The optimized += depends on their being no other references to the
string. Strings are immutable in python. So append must return a new
string. However the += operation was optimised to do an in-place
append if and only if there are no other references to the string.

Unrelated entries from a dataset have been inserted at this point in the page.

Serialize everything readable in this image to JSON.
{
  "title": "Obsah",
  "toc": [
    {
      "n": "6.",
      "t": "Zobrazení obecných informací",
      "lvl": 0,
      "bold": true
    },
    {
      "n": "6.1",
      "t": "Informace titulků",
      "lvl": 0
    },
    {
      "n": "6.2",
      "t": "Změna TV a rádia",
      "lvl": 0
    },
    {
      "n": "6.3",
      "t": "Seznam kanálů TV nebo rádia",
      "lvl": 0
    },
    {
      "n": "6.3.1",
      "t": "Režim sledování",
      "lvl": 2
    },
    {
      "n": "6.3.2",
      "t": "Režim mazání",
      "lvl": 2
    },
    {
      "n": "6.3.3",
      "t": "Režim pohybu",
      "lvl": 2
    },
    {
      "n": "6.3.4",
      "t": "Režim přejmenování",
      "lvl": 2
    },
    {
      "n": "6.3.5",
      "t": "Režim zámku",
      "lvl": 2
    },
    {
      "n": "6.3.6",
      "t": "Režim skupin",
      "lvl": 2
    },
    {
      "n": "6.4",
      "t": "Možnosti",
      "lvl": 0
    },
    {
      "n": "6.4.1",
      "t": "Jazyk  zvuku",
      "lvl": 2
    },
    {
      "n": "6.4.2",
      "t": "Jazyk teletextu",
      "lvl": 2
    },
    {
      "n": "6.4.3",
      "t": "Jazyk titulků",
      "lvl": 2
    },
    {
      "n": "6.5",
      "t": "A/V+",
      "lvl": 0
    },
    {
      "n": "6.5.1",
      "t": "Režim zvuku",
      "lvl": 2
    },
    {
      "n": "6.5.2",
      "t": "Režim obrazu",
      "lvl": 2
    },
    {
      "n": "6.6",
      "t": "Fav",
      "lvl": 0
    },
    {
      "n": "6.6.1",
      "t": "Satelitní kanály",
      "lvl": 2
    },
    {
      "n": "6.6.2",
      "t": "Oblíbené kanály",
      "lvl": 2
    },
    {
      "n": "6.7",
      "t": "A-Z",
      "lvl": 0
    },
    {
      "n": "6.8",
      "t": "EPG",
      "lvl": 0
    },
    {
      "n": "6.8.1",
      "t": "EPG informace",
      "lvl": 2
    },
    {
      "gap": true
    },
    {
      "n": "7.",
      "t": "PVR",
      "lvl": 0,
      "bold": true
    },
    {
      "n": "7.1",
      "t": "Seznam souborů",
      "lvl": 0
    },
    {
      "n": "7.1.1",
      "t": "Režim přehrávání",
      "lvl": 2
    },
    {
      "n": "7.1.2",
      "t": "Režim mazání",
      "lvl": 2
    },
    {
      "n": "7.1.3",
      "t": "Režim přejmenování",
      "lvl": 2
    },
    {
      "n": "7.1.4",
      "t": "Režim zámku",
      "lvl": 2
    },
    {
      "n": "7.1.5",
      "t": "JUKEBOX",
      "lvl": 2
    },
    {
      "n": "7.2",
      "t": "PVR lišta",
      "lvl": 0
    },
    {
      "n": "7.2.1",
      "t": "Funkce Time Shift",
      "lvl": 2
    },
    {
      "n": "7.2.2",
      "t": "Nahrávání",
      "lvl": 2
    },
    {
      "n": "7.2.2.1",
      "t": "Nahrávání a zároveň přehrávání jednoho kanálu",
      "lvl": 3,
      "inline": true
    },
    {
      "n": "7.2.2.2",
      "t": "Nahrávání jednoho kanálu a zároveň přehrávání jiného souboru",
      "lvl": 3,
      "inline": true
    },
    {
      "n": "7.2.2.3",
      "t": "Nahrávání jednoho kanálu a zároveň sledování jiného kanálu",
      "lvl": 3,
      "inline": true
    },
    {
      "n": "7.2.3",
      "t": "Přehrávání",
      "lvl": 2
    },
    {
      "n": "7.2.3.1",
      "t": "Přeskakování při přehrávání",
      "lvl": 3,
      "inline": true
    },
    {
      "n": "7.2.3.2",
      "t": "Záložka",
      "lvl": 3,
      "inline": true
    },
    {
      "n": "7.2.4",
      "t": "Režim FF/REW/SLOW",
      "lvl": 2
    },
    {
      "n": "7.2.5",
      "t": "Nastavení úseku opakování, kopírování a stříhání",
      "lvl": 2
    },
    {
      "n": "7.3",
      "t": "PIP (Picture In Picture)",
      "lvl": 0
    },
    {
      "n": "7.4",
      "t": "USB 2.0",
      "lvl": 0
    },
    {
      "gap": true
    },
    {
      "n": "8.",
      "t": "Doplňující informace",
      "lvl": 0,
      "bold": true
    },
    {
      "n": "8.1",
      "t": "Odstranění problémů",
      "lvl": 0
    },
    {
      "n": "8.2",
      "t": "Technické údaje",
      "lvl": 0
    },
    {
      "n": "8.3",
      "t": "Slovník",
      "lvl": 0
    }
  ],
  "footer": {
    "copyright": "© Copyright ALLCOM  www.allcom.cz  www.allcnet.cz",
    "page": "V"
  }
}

You can see this demonstrated here
$ python -m timeit -s 'a="x"' 'a+="x"'
1000000 loops, best of 3: 0.231 usec per loop
$ python -m timeit -s 'a="x"; b=a' 's = a; a+="x"'
100000 loops, best of 3: 30.1 usec per loop
You are keeping the extra reference in a class instance like this
$ python -m timeit -s 'class A(object): pass' -s 'a=A(); a.a="x"' 'a.a+="x"'
100000 loops, best of 3: 30.7 usec per loop
Knowing that, this optimization suggests itself
$ python -m timeit -s 'class A(object): pass' -s 'a=A(); a.a="x"' 's = a.a; a.a = None; s += "x"; a.a = s'
1000000 loops, best of 3: 0.954 usec per loop
Or in your example
class StringConcatTest:
def __init__(self):
self.mydata = ""
def feed(self, moredata):
#self.mydata += moredata
s = self.mydata
del self.mydata
s += moredata
self.mydata = s
moredata = "A"*4096
test = StringConcatTest()
t = time.time()
for i in range(1000):
test.feed(moredata)
print "%0.3f ms"%(1000*(time.time() - t))
Before it was 3748.012 ms on my PC, afterwards it was 52.737 ms
However that isn't a perfect solution - what if something had another
reference on self.mydata?
You really want a non-immutable string for this use. array.array
is a possibility
$ python -m timeit -s 'import array' -s 'a = array.array("c")' 'a.extend("x")'
100000 loops, best of 3: 2.01 usec per loop
There are many other possibilities though like the mmap module.